When an IN or ANY subquery references variables from the outer query, the standard PostgreSQL optimizer cannot pull it up. The subquery runs once per row in the outer result set—execution time scales linearly with table size. PolarDB for PostgreSQL adds the polar_enable_pullup_with_lateral parameter to remove this restriction: the optimizer rewrites the subquery as a semi-join and processes both tables in a single pass.
Prerequisites
Before you begin, make sure you have:
A PolarDB for PostgreSQL cluster running PostgreSQL 14
Minor engine version 2.0.14.8.11.0 or later
To check your minor engine version, run SHOW polardb_version; or view the minor engine version in the console.
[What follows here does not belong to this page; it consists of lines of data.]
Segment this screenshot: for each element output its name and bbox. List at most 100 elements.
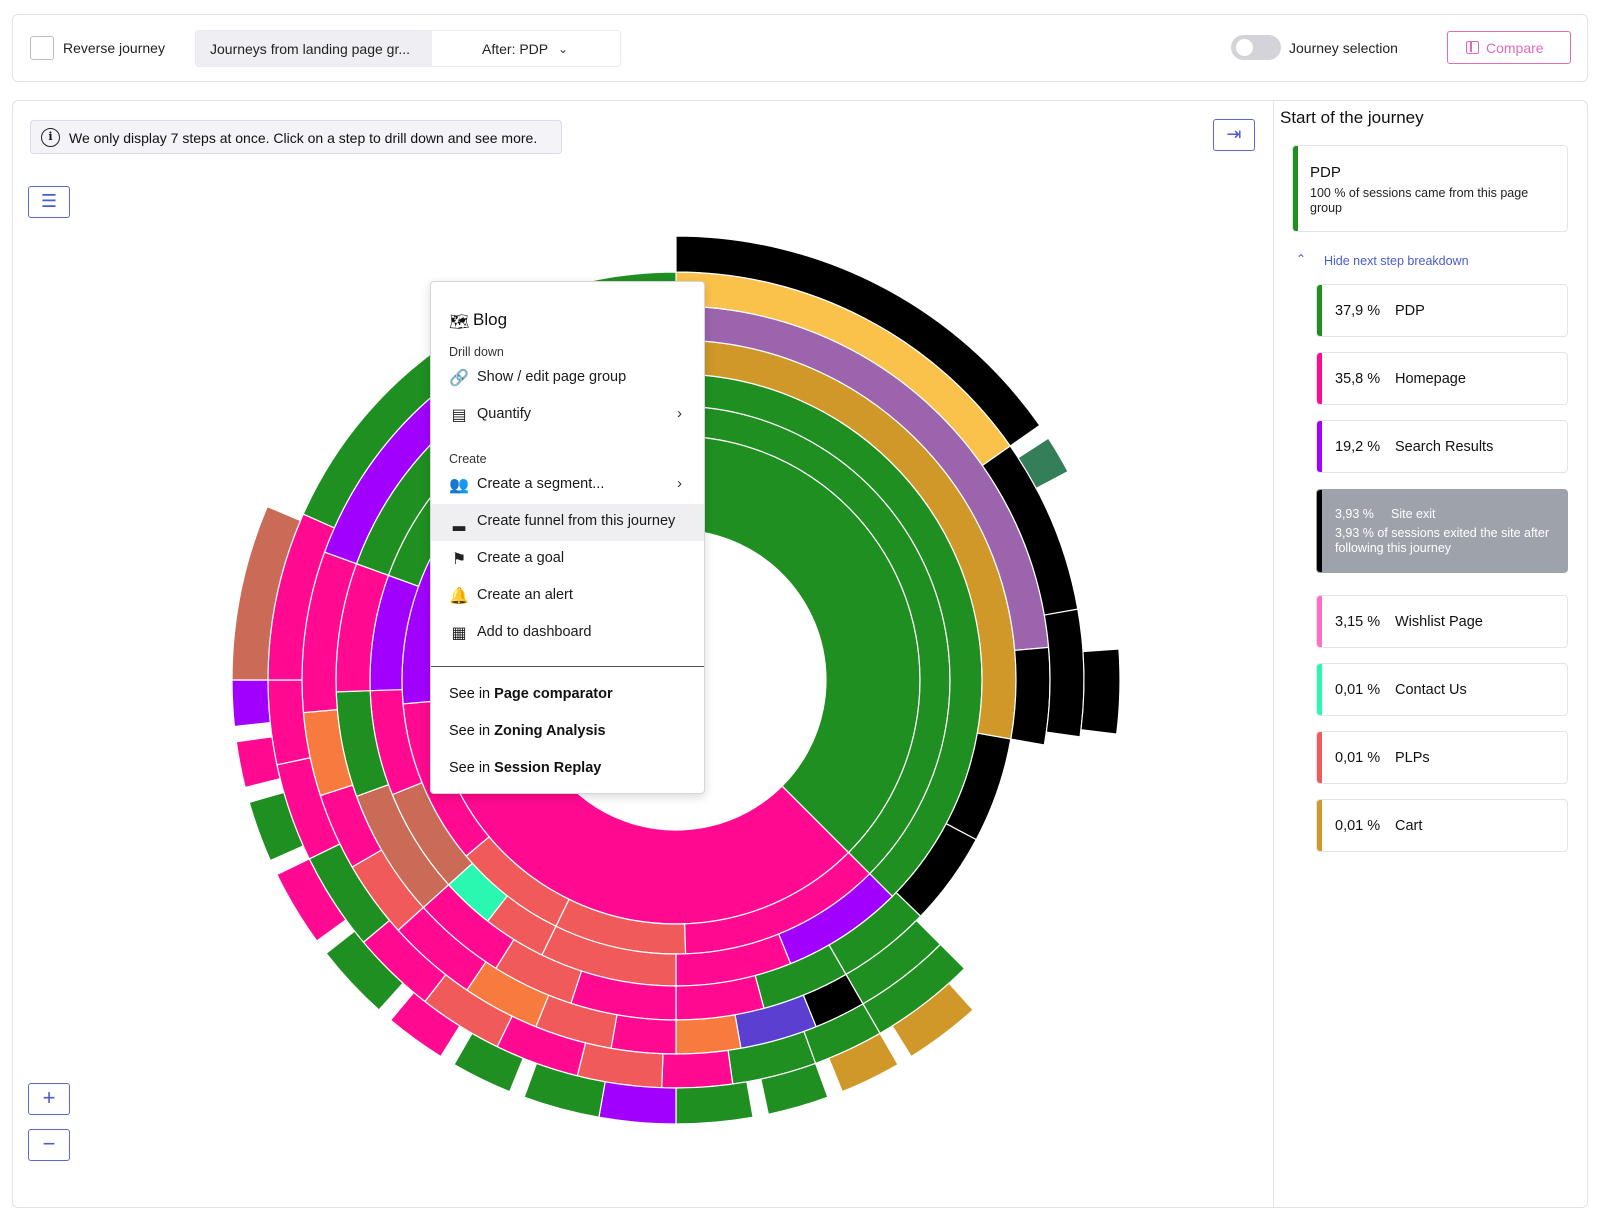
sunburst-segment[interactable] — [1010, 646, 1051, 746]
chevron-up-icon: ⌃ — [1296, 252, 1307, 266]
session-replay-label: Session Replay — [494, 760, 602, 776]
create-funnel-item[interactable]: ▂ Create funnel from this journey — [431, 504, 704, 541]
start-color-bar — [1293, 146, 1298, 231]
next-step-card[interactable]: 35,8 % Homepage — [1316, 352, 1568, 405]
chevron-right-icon: › — [677, 405, 682, 422]
sunburst-segment[interactable] — [325, 930, 404, 1011]
map-icon: 🗺 — [449, 314, 470, 331]
bell-icon: 🔔 — [449, 588, 469, 605]
journey-selector[interactable]: Journeys from landing page gr... After: … — [195, 30, 621, 67]
menu-title-text: Blog — [473, 310, 508, 329]
step-name: Homepage — [1395, 371, 1466, 387]
step-color-bar — [1317, 664, 1322, 715]
info-icon: i — [41, 128, 60, 147]
create-segment-item[interactable]: 👥 Create a segment... › — [431, 467, 704, 504]
step-color-bar — [1317, 800, 1322, 851]
next-step-card[interactable]: 37,9 % PDP — [1316, 284, 1568, 337]
step-name: Cart — [1395, 818, 1423, 834]
create-goal-item[interactable]: ⚑ Create a goal — [431, 541, 704, 578]
create-segment-label: Create a segment... — [477, 476, 605, 492]
sunburst-segment[interactable] — [610, 1014, 677, 1055]
report-icon: ▤ — [451, 407, 467, 424]
after-step-dropdown[interactable]: After: PDP ⌄ — [432, 31, 620, 66]
chevron-right-icon: › — [677, 475, 682, 492]
create-alert-label: Create an alert — [477, 587, 573, 603]
sunburst-segment[interactable] — [891, 982, 974, 1058]
see-zoning-analysis-item[interactable]: See in Zoning Analysis — [449, 723, 606, 739]
list-icon: ☰ — [40, 191, 58, 211]
ring7-blog-selected[interactable] — [231, 505, 302, 681]
dashboard-icon: ▦ — [451, 625, 467, 642]
step-percent: 0,01 % — [1335, 750, 1381, 766]
next-step-card[interactable]: 19,2 % Search Results — [1316, 420, 1568, 473]
list-view-button[interactable]: ☰ — [28, 186, 70, 218]
sunburst-segment[interactable] — [598, 1081, 677, 1125]
sunburst-segment[interactable] — [675, 1081, 754, 1125]
step-name: Contact Us — [1395, 682, 1467, 698]
next-step-card[interactable]: 0,01 % PLPs — [1316, 731, 1568, 784]
create-heading: Create — [449, 452, 487, 466]
next-step-card[interactable]: 0,01 % Contact Us — [1316, 663, 1568, 716]
sunburst-segment[interactable] — [1080, 648, 1121, 735]
start-step-name: PDP — [1310, 164, 1341, 181]
create-alert-item[interactable]: 🔔 Create an alert — [431, 578, 704, 615]
funnel-chart-icon: ▂ — [452, 514, 466, 531]
users-icon: 👥 — [449, 477, 469, 494]
sunburst-segment[interactable] — [523, 1062, 606, 1118]
sunburst-segment[interactable] — [828, 1032, 899, 1093]
hide-breakdown-label: Hide next step breakdown — [1324, 254, 1469, 268]
next-step-card[interactable]: 0,01 % Cart — [1316, 799, 1568, 852]
start-step-card[interactable]: PDP 100 % of sessions came from this pag… — [1292, 145, 1568, 232]
journey-sunburst[interactable] — [0, 0, 1260, 1219]
step-percent: 3,93 % — [1335, 507, 1374, 521]
flag-icon: ⚑ — [451, 551, 467, 568]
drill-down-heading: Drill down — [449, 345, 504, 359]
collapse-panel-button[interactable]: ⇥ — [1213, 119, 1255, 151]
sunburst-segment[interactable] — [675, 1014, 742, 1055]
add-to-dashboard-item[interactable]: ▦ Add to dashboard — [431, 615, 704, 652]
quantify-item[interactable]: ▤ Quantify › — [431, 397, 704, 434]
zoom-out-button[interactable]: − — [28, 1129, 70, 1161]
step-percent: 3,15 % — [1335, 614, 1381, 630]
step-color-bar — [1317, 353, 1322, 404]
step-name: PLPs — [1395, 750, 1430, 766]
step-context-menu: 🗺 Blog Drill down 🔗 Show / edit page gro… — [430, 281, 705, 794]
sunburst-segment[interactable] — [1043, 608, 1085, 738]
journey-source-dropdown[interactable]: Journeys from landing page gr... — [196, 31, 432, 66]
step-name: PDP — [1395, 303, 1425, 319]
step-percent: 19,2 % — [1335, 439, 1381, 455]
step-percent: 37,9 % — [1335, 303, 1381, 319]
reverse-journey-checkbox[interactable] — [30, 36, 54, 60]
sunburst-segment[interactable] — [248, 791, 305, 862]
quantify-label: Quantify — [477, 406, 531, 422]
see-session-replay-item[interactable]: See in Session Replay — [449, 760, 602, 776]
zoom-in-button[interactable]: + — [28, 1083, 70, 1115]
journey-selection-toggle[interactable] — [1231, 35, 1281, 60]
sunburst-segment[interactable] — [389, 991, 461, 1058]
plus-icon: + — [42, 1085, 56, 1110]
chevron-down-icon: ⌄ — [558, 42, 569, 56]
sunburst-segment[interactable] — [1017, 437, 1069, 490]
next-step-card[interactable]: 3,93 % Site exit 3,93 % of sessions exited… — [1316, 489, 1568, 573]
sunburst-segment[interactable] — [276, 858, 347, 942]
panel-divider — [1273, 101, 1274, 1207]
menu-title: 🗺 Blog — [449, 310, 508, 331]
hide-breakdown-link[interactable]: ⌃ Hide next step breakdown — [1296, 252, 1469, 268]
step-percent: 0,01 % — [1335, 818, 1381, 834]
sunburst-segment[interactable] — [661, 1049, 734, 1089]
see-page-comparator-item[interactable]: See in Page comparator — [449, 686, 613, 702]
sunburst-segment[interactable] — [675, 235, 1041, 447]
sunburst-segment[interactable] — [453, 1032, 524, 1093]
panel-title: Start of the journey — [1280, 108, 1424, 127]
step-percent: 35,8 % — [1335, 371, 1381, 387]
show-edit-page-group-item[interactable]: 🔗 Show / edit page group — [431, 360, 704, 397]
sunburst-segment[interactable] — [760, 1062, 829, 1116]
sunburst-segment[interactable] — [231, 679, 271, 728]
page-comparator-label: Page comparator — [494, 686, 613, 702]
notice-text: We only display 7 steps at once. Click o… — [69, 130, 538, 146]
sunburst-segment[interactable] — [235, 736, 281, 789]
create-goal-label: Create a goal — [477, 550, 565, 566]
compare-button[interactable]: Compare — [1447, 31, 1571, 64]
top-toolbar: Reverse journey Journeys from landing pa… — [12, 14, 1588, 82]
next-step-card[interactable]: 3,15 % Wishlist Page — [1316, 595, 1568, 648]
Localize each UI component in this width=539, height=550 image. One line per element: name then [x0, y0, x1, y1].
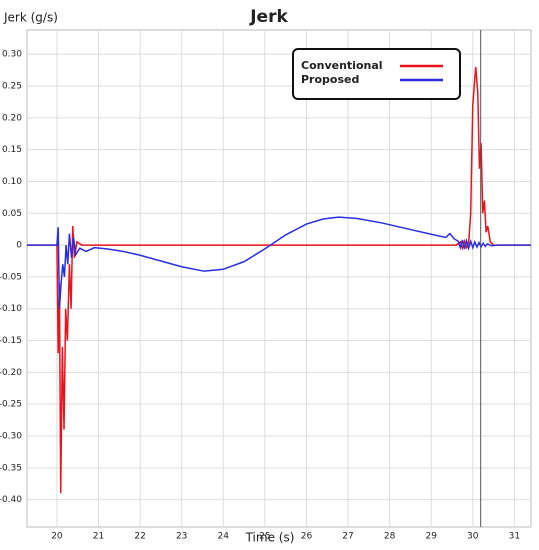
- x-tick-label: 29: [425, 532, 437, 542]
- x-tick-label: 24: [218, 532, 230, 542]
- y-tick-label: 0.05: [2, 209, 22, 219]
- y-tick-label: -0.20: [0, 368, 22, 378]
- plot-area: [26, 29, 532, 528]
- y-tick-label: 0.10: [2, 177, 22, 187]
- x-tick-label: 22: [134, 532, 145, 542]
- legend-label: Proposed: [301, 73, 359, 86]
- x-tick-label: 20: [51, 532, 63, 542]
- y-tick-label: 0.20: [2, 113, 22, 123]
- x-tick-label: 28: [384, 532, 396, 542]
- chart-title: Jerk: [249, 7, 288, 27]
- x-tick-label: 31: [509, 532, 520, 542]
- y-tick-label: 0: [16, 241, 22, 251]
- y-tick-label: -0.15: [0, 336, 22, 346]
- y-tick-label: 0.25: [2, 82, 22, 92]
- y-tick-label: -0.25: [0, 400, 22, 410]
- y-tick-label: -0.30: [0, 432, 22, 442]
- x-tick-label: 25: [259, 532, 270, 542]
- x-tick-label: 23: [176, 532, 187, 542]
- series-line: [27, 216, 531, 309]
- y-axis-label: Jerk (g/s): [3, 11, 58, 25]
- x-tick-label: 30: [467, 532, 479, 542]
- y-tick-label: -0.35: [0, 463, 22, 473]
- legend-box: [292, 48, 461, 100]
- y-tick-label: 0.15: [2, 145, 22, 155]
- y-tick-label: -0.40: [0, 495, 22, 505]
- x-tick-label: 27: [342, 532, 353, 542]
- y-tick-label: 0.30: [2, 50, 22, 60]
- legend-label: Conventional: [301, 59, 383, 72]
- x-tick-label: 21: [93, 532, 104, 542]
- y-tick-label: -0.05: [0, 272, 22, 282]
- x-tick-label: 26: [301, 532, 313, 542]
- y-tick-label: -0.10: [0, 304, 22, 314]
- x-axis-label: Time (s): [245, 531, 295, 545]
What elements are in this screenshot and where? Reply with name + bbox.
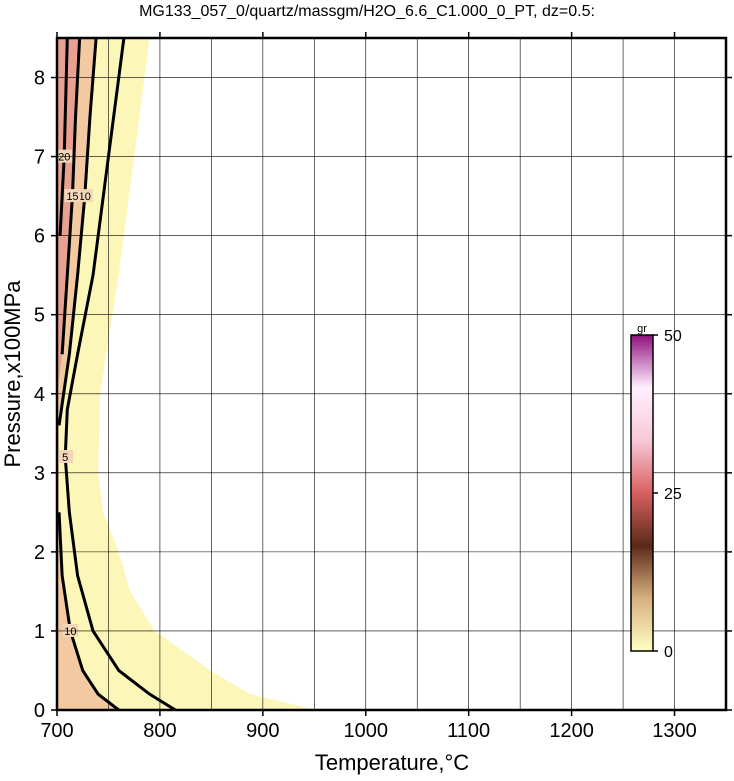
contour-label-bg (76, 189, 93, 203)
contour-label: 15 (66, 191, 78, 203)
y-tick-label: 7 (34, 147, 45, 169)
y-tick-label: 6 (34, 226, 45, 248)
overlay: 0 1 2 3 4 5 6 7 8 700 800 900 1000 1100 1200 1300 0 25 50 g… (34, 32, 732, 742)
contour-label: 10 (64, 626, 76, 638)
colorbar (630, 334, 654, 652)
plot-frame (55, 36, 728, 712)
y-tick-label: 8 (34, 68, 45, 90)
x-tick-label: 1100 (447, 720, 490, 742)
y-tick-label: 0 (34, 700, 45, 722)
chart-title: MG133_057_0/quartz/massgm/H2O_6.6_C1.000… (139, 3, 595, 20)
contour-label: 10 (79, 191, 91, 203)
colorbar-label: gr (637, 323, 647, 335)
y-axis-label: Pressure,x100MPa (0, 280, 25, 468)
contour-label-bg (64, 189, 81, 203)
colorbar-tick-label: 25 (664, 486, 682, 503)
y-tick-label: 5 (34, 305, 45, 327)
x-axis-label: Temperature,°C (315, 750, 469, 775)
x-tick-label: 700 (40, 720, 73, 742)
x-tick-label: 800 (143, 720, 176, 742)
x-tick-label: 1200 (549, 720, 594, 742)
contour-label-bg (57, 149, 73, 163)
contour-label-bg (57, 450, 74, 464)
colorbar-tick-label: 50 (664, 328, 682, 345)
x-tick-label: 1300 (652, 720, 697, 742)
contour-label-bg (62, 623, 79, 637)
x-tick-label: 900 (246, 720, 279, 742)
y-tick-label: 2 (34, 542, 45, 564)
y-tick-label: 1 (34, 621, 45, 643)
y-tick-label: 4 (34, 384, 45, 406)
x-tick-label: 1000 (344, 720, 389, 742)
contour-label: 20 (58, 152, 70, 164)
contour-label: 5 (62, 452, 68, 464)
filled-region (57, 38, 315, 710)
contour-line (57, 512, 120, 710)
colorbar-tick-label: 0 (664, 644, 673, 661)
y-tick-label: 3 (34, 463, 45, 485)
If your cluster does not meet the version requirement, upgrade the minor engine version.
How it works
The PostgreSQL optimizer uses SubLink to represent a subquery and its associated operators in an expression. The three types relevant to pull-up are:
| Type | Implements |
|---|---|
EXISTS_SUBLINK | EXISTS (SELECT ...) |
ALL_SUBLINK | ALL (SELECT ...) |
ANY_SUBLINK | ANY (SELECT ...) or IN (SELECT ...) |
The optimizer normally pulls up correlated subqueries that use ANY, IN, EXISTS, or NOT EXISTS, rewriting them as semi-joins or anti-joins so both the subquery and the outer query are optimized together.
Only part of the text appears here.